모델 체크포인트 저장 및 로드

Flower는 서버 측에서 모델 업데이트를 자동으로 저장하지 않습니다. 이 사용법 가이드에서는 Flower에서 모델 체크포인트를 저장(및 로드)하는 단계에 대해 설명합니다.

모델 체크포인트

Model updates can be persisted on the server-side by customizing Strategy methods. Implementing custom strategies is always an option, but for many cases it may be more convenient to simply customize an existing strategy. The following code example defines a new SaveModelStrategy which customized the existing built-in FedAvg strategy. In particular, it customizes aggregate_fit by calling aggregate_fit in the base class (FedAvg). It then continues to save returned (aggregated) weights before it returns those aggregated weights to the caller (i.e., the server):

class SaveModelStrategy(fl.server.strategy.FedAvg):
    def aggregate_fit(
        self,
        server_round: int,
        results: List[Tuple[fl.server.client_proxy.ClientProxy, fl.common.FitRes]],
        failures: List[Union[Tuple[ClientProxy, FitRes], BaseException]],
    ) -> Tuple[Optional[Parameters], Dict[str, Scalar]]:

        # Call aggregate_fit from base class (FedAvg) to aggregate parameters and metrics
        aggregated_parameters, aggregated_metrics = super().aggregate_fit(
            server_round, results, failures
        )

        if aggregated_parameters is not None:
            # Convert `Parameters` to `List[np.ndarray]`
            aggregated_ndarrays: List[np.ndarray] = fl.common.parameters_to_ndarrays(
                aggregated_parameters
            )

            # Save aggregated_ndarrays
            print(f"Saving round {server_round} aggregated_ndarrays...")
            np.savez(f"round-{server_round}-weights.npz", *aggregated_ndarrays)

        return aggregated_parameters, aggregated_metrics


# Create strategy and run server
strategy = SaveModelStrategy(
    # (same arguments as FedAvg here)
)
fl.server.start_server(strategy=strategy)

파이토치 체크포인트 저장 및 로드

이전 예제와 비슷하지만 몇 가지 단계가 추가되어 torch.save 함수를 사용하여 파이토치 체크포인트를 저장하는 방법을 보여드리겠습니다. 먼저, aggregate_fit``은 ``Parameters 객체를 반환하는데, 이 객체는 NumPy ndarray``의 목록으로 변환되어야 하며, ``OrderedDict 클래스 구조에 따라 파이토치 ``state_dict``로 변환됩니다.

net = cifar.Net().to(DEVICE)


class SaveModelStrategy(fl.server.strategy.FedAvg):
    def aggregate_fit(
        self,
        server_round: int,
        results: List[Tuple[fl.server.client_proxy.ClientProxy, fl.common.FitRes]],
        failures: List[Union[Tuple[ClientProxy, FitRes], BaseException]],
    ) -> Tuple[Optional[Parameters], Dict[str, Scalar]]:
        """Aggregate model weights using weighted average and store checkpoint"""

        # Call aggregate_fit from base class (FedAvg) to aggregate parameters and metrics
        aggregated_parameters, aggregated_metrics = super().aggregate_fit(
            server_round, results, failures
        )

        if aggregated_parameters is not None:
            print(f"Saving round {server_round} aggregated_parameters...")

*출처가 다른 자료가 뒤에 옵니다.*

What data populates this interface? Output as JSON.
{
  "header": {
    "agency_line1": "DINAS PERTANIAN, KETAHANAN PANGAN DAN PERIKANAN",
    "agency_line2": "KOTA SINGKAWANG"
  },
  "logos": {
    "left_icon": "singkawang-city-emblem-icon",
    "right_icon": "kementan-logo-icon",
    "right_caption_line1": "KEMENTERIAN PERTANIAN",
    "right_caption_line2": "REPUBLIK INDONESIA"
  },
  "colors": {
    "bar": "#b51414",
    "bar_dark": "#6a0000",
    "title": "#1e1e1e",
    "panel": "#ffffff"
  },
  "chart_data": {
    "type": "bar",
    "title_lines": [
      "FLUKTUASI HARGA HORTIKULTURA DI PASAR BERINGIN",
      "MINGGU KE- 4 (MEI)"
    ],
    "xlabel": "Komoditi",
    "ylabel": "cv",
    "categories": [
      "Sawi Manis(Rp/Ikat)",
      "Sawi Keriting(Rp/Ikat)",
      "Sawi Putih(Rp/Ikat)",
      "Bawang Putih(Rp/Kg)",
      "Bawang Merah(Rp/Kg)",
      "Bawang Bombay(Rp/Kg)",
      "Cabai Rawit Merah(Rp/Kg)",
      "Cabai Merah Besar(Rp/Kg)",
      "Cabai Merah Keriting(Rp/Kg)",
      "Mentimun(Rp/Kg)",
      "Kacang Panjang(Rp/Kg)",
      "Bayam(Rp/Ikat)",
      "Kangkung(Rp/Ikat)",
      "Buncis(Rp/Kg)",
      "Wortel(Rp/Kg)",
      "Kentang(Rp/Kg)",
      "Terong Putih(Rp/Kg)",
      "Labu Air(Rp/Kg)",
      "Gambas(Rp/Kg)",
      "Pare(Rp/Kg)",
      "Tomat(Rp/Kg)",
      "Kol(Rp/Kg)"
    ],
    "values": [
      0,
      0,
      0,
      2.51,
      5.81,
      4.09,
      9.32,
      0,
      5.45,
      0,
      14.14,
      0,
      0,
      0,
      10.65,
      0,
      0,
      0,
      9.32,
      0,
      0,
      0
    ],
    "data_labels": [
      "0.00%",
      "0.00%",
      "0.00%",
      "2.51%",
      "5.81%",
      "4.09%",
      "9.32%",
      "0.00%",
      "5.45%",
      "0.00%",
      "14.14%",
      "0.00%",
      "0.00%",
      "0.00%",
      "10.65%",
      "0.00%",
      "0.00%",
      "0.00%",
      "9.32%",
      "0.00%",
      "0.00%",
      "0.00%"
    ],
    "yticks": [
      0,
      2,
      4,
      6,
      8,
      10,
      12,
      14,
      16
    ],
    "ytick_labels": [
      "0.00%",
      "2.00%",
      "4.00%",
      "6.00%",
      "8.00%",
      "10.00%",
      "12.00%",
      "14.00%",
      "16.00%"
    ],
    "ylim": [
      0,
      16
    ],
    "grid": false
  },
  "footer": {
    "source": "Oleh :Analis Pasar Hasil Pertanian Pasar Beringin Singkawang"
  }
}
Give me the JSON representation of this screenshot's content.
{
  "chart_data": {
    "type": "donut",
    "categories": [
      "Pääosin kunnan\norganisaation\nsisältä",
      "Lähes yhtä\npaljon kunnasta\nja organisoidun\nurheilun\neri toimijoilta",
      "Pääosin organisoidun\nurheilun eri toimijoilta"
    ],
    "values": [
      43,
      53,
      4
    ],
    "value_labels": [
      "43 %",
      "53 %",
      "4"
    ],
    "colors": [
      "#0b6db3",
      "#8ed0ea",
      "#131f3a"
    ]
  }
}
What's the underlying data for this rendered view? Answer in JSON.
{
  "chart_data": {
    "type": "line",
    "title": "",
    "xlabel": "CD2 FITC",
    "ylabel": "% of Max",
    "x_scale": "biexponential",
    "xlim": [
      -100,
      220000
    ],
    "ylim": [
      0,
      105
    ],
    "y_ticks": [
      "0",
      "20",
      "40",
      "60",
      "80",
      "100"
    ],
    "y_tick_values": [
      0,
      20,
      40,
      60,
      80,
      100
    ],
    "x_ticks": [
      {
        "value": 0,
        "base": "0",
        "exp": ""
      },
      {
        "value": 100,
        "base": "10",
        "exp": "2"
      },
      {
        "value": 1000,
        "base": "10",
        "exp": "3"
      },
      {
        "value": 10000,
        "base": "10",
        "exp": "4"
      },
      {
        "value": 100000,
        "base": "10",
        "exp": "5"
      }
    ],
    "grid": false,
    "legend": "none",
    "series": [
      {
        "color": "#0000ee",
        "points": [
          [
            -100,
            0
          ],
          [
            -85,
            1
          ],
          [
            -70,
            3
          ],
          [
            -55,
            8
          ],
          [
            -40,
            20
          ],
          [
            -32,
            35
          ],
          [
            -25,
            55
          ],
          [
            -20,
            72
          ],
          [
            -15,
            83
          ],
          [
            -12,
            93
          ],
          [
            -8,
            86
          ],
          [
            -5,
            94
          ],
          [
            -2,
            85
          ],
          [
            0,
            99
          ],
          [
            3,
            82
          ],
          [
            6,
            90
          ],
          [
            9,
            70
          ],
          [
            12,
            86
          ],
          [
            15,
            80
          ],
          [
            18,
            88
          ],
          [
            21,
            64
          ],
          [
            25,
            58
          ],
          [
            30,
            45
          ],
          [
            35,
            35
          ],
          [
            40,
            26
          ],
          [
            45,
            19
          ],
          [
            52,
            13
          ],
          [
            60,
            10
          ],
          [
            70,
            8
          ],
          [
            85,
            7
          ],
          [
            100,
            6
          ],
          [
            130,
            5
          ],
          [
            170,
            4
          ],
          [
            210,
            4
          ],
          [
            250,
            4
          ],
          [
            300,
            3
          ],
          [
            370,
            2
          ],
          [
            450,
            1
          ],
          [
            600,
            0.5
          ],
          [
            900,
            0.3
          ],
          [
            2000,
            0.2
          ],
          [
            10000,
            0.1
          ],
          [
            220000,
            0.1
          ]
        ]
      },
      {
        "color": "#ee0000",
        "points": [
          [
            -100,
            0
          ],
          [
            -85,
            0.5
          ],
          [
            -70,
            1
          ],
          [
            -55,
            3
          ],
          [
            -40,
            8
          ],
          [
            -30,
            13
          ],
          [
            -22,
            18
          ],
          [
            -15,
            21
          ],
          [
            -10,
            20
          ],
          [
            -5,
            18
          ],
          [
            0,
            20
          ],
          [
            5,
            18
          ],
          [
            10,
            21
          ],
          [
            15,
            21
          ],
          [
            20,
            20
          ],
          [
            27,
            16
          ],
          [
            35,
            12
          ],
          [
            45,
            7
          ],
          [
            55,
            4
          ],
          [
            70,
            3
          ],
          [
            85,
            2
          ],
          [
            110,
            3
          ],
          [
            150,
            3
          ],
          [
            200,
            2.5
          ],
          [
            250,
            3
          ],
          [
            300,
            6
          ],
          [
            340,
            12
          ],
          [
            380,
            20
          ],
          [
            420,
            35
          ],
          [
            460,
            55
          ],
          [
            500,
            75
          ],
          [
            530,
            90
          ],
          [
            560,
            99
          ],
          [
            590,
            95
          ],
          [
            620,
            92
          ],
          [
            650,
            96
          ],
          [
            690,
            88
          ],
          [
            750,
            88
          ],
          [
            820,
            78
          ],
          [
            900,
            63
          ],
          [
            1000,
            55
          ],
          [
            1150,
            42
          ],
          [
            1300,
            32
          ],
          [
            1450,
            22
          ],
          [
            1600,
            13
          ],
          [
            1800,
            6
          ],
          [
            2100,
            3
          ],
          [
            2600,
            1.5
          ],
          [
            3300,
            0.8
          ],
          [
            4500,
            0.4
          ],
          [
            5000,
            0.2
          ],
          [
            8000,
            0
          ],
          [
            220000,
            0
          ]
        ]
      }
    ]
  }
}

            # Convert `Parameters` to `List[np.ndarray]`
            aggregated_ndarrays: List[np.ndarray] = fl.common.parameters_to_ndarrays(
                aggregated_parameters
            )

            # Convert `List[np.ndarray]` to PyTorch`state_dict`
            params_dict = zip(net.state_dict().keys(), aggregated_ndarrays)
            state_dict = OrderedDict({k: torch.tensor(v) for k, v in params_dict})
            net.load_state_dict(state_dict, strict=True)

            # Save the model
            torch.save(net.state_dict(), f"model_round_{server_round}.pth")

        return aggregated_parameters, aggregated_metrics

진행 상황을 로드하려면 코드에 다음 줄을 추가하기만 하면 됩니다. 이렇게 하면 저장된 모든 체크포인트를 반복하고 최신 체크포인트를 로드합니다:

list_of_files = [fname for fname in glob.glob("./model_round_*")]
latest_round_file = max(list_of_files, key=os.path.getctime)
print("Loading pre-trained model from: ", latest_round_file)
state_dict = torch.load(latest_round_file)
net.load_state_dict(state_dict)
state_dict_ndarrays = [v.cpu().numpy() for v in net.state_dict().values()]
parameters = fl.common.ndarrays_to_parameters(state_dict_ndarrays)

전략``을 정의할 ``초기_파라미터``와 같이 필요한 경우 ``파라미터 유형의 이 객체를 반환/사용합니다.